That pain is clear to see throughout the album. Letting You Go, Save You, and Rescue Me are all clearly influenced by those turbulent times. However if you are expecting a maudlin experience, you are in for a big surprise. This is a strangely uplifting album full of soaring melodies and bittersweet poetry. There is also an incredible depth to it, with its understated themes coming across more on subsequent plays.

This is one of those albums they used to do so well in the seventies, and the influences seem to be mainly from that era. George Harrison looks to be a clear touching point, though there is also a fair amount of Bob Dylan, Paul Simon, Jerry Garcia, and The Band. Many have tried to recapture that kind of sound, though few have managed it as well as Steve Mayone does. The title track is a pure joy to listen to, and I defy anyone not to be singing along to it by the second play at most.
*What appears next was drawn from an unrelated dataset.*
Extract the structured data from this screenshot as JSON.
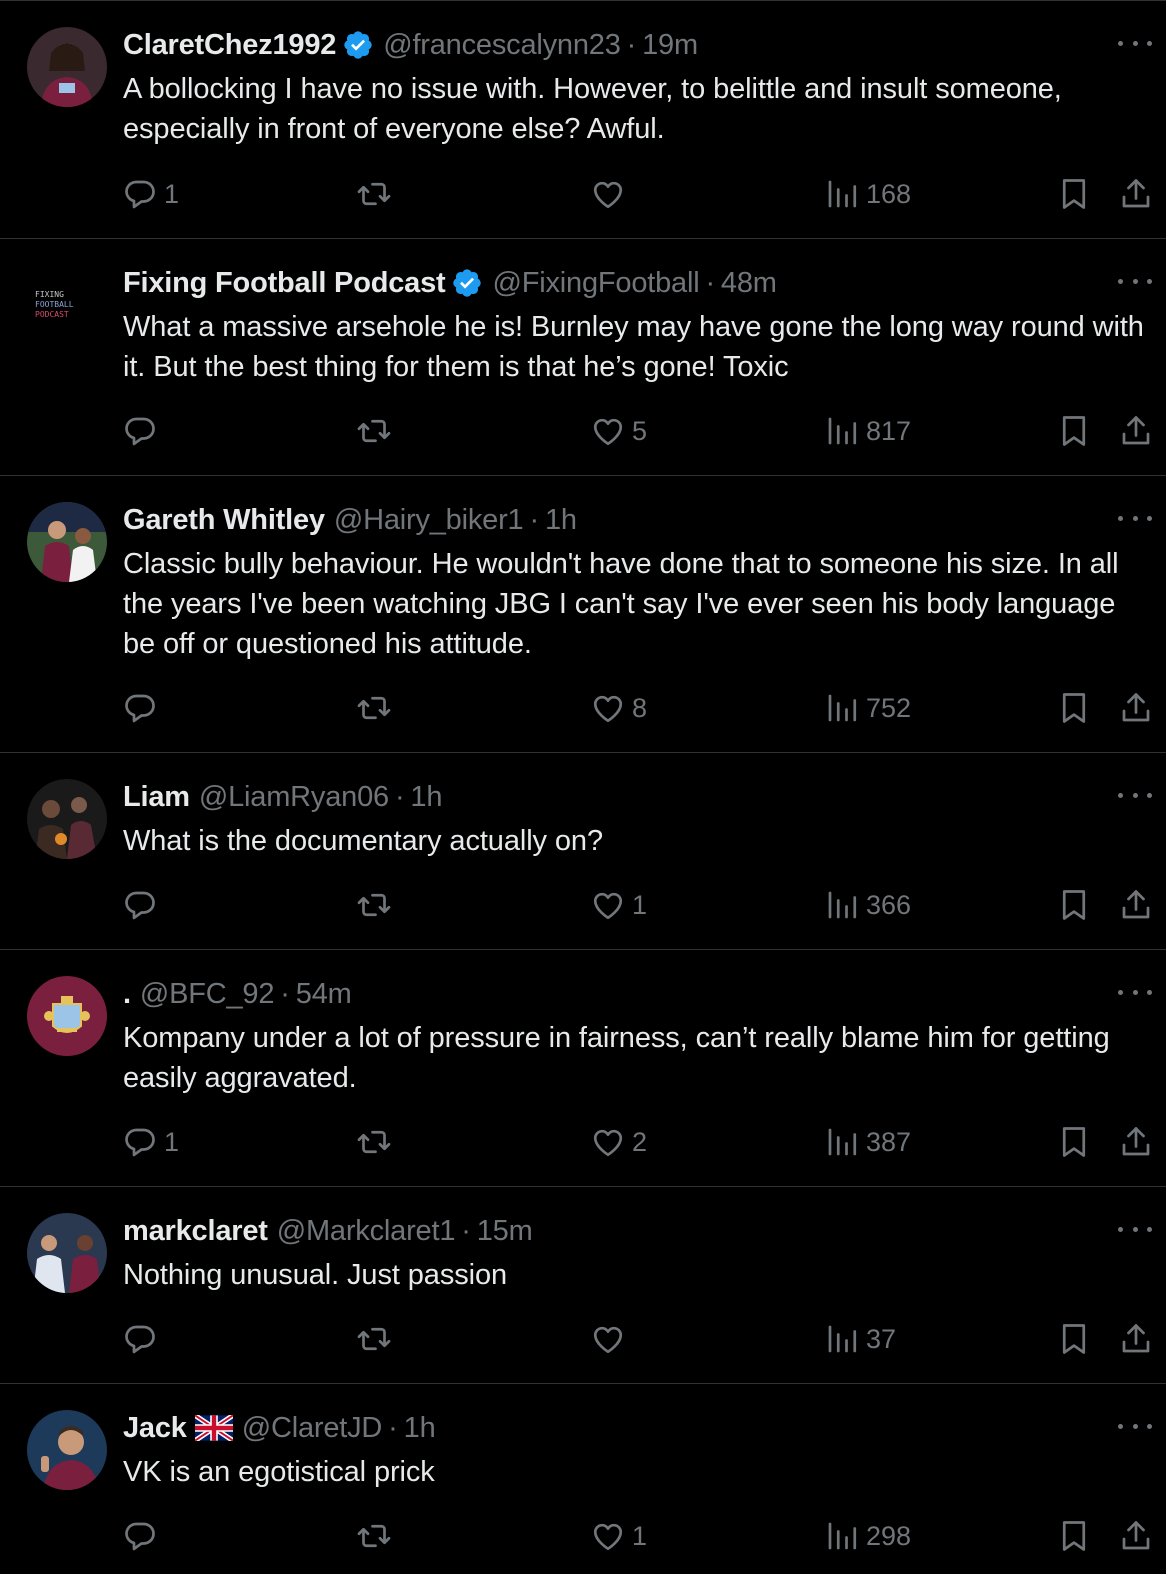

Pretty Mama is a glorious bluesy Seventies throwback with its impressive horn work, and The Long Way Home is a whole lot of fun.

Arguably the strongest track is Strange Bird, with its gentle organ, and its heart-breaking lyrics - "too weird to live, too rare to die, too big to run, too small to survive". Death may lurk at every line, but this is outstanding song writing.

Sideways Rain may have been birthed in a storm, but it's the album equivalent of the clear skies and calming relief that tend to follow them. This is a wonderful album.